Einen Ausweg wiesen die in den 1970er Jahren aufkommenden Verbundwerkstoffe. Oberst Norris Krone, Jr., ein erfahrener Kampfpilot der USAF, rechnete in seiner Dissertation "Divergence Elimination with Advanced Composites" jedenfalls bereits 1973 vor, wie mit den neuen Materialien ein Flügel ohne Nachteile so gebaut werden konnte, dass der kritische Überlastungsfall außerhalb des gewünschten Flugbereichs liegt.

Krones Arbeit stieß zunächst auf geringe Resonanz, aber als er später zur DARPA wechselte, hatte er die Möglichkeit, für seine Ideen zu werben und 1977 kleine Studienaufträge im Wert von je 100 000 Dollar an Grumman, General Dynamics und Rockwell zu vergeben.
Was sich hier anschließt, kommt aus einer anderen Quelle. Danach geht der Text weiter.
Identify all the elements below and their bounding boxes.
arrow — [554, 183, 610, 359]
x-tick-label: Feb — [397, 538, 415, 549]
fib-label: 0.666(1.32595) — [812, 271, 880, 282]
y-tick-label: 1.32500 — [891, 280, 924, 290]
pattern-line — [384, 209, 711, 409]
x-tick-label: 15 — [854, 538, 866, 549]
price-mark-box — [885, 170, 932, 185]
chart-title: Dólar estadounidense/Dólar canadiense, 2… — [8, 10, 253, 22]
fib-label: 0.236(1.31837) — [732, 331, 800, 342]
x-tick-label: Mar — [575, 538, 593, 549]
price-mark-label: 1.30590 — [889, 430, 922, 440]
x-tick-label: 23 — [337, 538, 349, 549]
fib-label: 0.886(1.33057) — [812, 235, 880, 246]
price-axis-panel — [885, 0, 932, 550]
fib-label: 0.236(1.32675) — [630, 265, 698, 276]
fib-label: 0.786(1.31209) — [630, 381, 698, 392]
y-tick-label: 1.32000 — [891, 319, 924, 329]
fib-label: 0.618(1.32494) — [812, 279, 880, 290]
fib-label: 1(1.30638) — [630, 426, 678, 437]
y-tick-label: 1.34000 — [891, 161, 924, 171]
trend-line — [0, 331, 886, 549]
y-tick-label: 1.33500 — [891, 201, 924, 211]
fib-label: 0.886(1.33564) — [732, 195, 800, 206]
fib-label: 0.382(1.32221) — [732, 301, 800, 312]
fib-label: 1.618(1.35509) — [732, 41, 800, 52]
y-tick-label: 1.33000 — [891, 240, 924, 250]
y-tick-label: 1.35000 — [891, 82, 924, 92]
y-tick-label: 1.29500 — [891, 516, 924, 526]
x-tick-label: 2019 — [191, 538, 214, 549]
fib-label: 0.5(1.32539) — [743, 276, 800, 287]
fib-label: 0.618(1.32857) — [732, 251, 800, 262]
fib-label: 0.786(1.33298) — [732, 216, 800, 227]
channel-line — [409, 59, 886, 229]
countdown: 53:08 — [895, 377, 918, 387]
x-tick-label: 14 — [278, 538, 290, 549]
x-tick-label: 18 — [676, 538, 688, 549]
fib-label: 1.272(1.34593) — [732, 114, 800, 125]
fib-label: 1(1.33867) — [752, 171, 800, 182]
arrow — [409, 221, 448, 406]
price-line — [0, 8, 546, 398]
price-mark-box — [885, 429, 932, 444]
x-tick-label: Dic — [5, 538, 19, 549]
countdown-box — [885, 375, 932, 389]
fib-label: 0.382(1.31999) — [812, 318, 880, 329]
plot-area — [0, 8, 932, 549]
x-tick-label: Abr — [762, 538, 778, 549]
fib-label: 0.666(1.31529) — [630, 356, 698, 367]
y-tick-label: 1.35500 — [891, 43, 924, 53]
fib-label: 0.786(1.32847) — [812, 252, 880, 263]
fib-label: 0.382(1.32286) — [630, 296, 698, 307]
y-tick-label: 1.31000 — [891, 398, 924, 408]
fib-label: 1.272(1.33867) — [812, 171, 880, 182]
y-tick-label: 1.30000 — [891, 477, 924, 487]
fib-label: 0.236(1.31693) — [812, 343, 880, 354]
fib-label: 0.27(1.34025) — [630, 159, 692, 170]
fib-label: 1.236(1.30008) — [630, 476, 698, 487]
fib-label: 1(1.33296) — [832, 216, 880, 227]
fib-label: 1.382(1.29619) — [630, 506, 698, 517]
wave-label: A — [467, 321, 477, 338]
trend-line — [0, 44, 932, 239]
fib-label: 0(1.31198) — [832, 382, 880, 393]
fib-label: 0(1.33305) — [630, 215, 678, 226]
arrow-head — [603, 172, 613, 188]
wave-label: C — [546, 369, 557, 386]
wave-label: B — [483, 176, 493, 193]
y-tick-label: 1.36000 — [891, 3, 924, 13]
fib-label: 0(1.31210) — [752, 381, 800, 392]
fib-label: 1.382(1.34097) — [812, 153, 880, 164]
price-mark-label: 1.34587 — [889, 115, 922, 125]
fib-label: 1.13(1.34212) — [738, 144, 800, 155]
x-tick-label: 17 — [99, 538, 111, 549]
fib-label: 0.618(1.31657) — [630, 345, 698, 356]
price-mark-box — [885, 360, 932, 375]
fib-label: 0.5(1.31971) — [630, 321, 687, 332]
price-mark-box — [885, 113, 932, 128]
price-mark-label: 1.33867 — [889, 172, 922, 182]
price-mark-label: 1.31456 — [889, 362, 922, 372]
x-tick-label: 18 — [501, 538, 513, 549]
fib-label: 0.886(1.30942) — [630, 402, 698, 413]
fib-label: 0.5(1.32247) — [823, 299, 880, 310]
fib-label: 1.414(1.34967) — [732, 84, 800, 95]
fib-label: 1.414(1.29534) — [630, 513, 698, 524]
Nach Auswertung der Analysen und Windkanalversuchen folgte 1978 eine zweite Phase, für die insgesamt eine Million Dollar bereitgestellt wurden. Dazu kamen Firmenmittel.

Bei der X-29 wirkten Canards, Flügelklappen und Steuerflächen am Heck zusammen. Foto und Copyright: NASA



Erste Tests im Windkanal

Mit dem Geld wurden weitere Windkanalmodelle gebaut, die man bei der NASA in Langley untersuchte. Grumman und Rockwell bauten zudem 1,8 Meter lange Tragflächen, die für aeroelastische Tests im Arnold Engineering Development Center verwendet wurden. Ziel war es hierbei, die Rechenverfahren zu verifizieren. Grumman verwendete auch ein ferngesteuertes Modell mit einer Spannweite von 2,1 Metern, das ein Konzept mit Forward Swept Wing (FSW) und Canards im Flug erprobte.

Die insgesamt positiven Ergebnisse der Studien und Versuche sollten schließlich im Flugtest bestätigt werden. Zunächst war ein Umbau des unbemannten HiMAT im Gespräch, doch Oberst Krone gelang es nach intensiver Überzeugungsarbeit, gleich die Gelder für den Bau eines bemannten Versuchsträgers freizumachen.

Im Januar 1981 erhielt Grumman nach einem Wettbewerb mit Rockwell und General Dynamics den Zuschlag für den Bau des ersten bedeutenden X-Flugzeugs seit den Auftriebskörpern X-24 der 1970er Jahre. Der eigentliche Auftrag für zwei X-29A in Höhe von zunächst 71,3 Millionen Dollar wurde dann im Dezember 1981 erteilt.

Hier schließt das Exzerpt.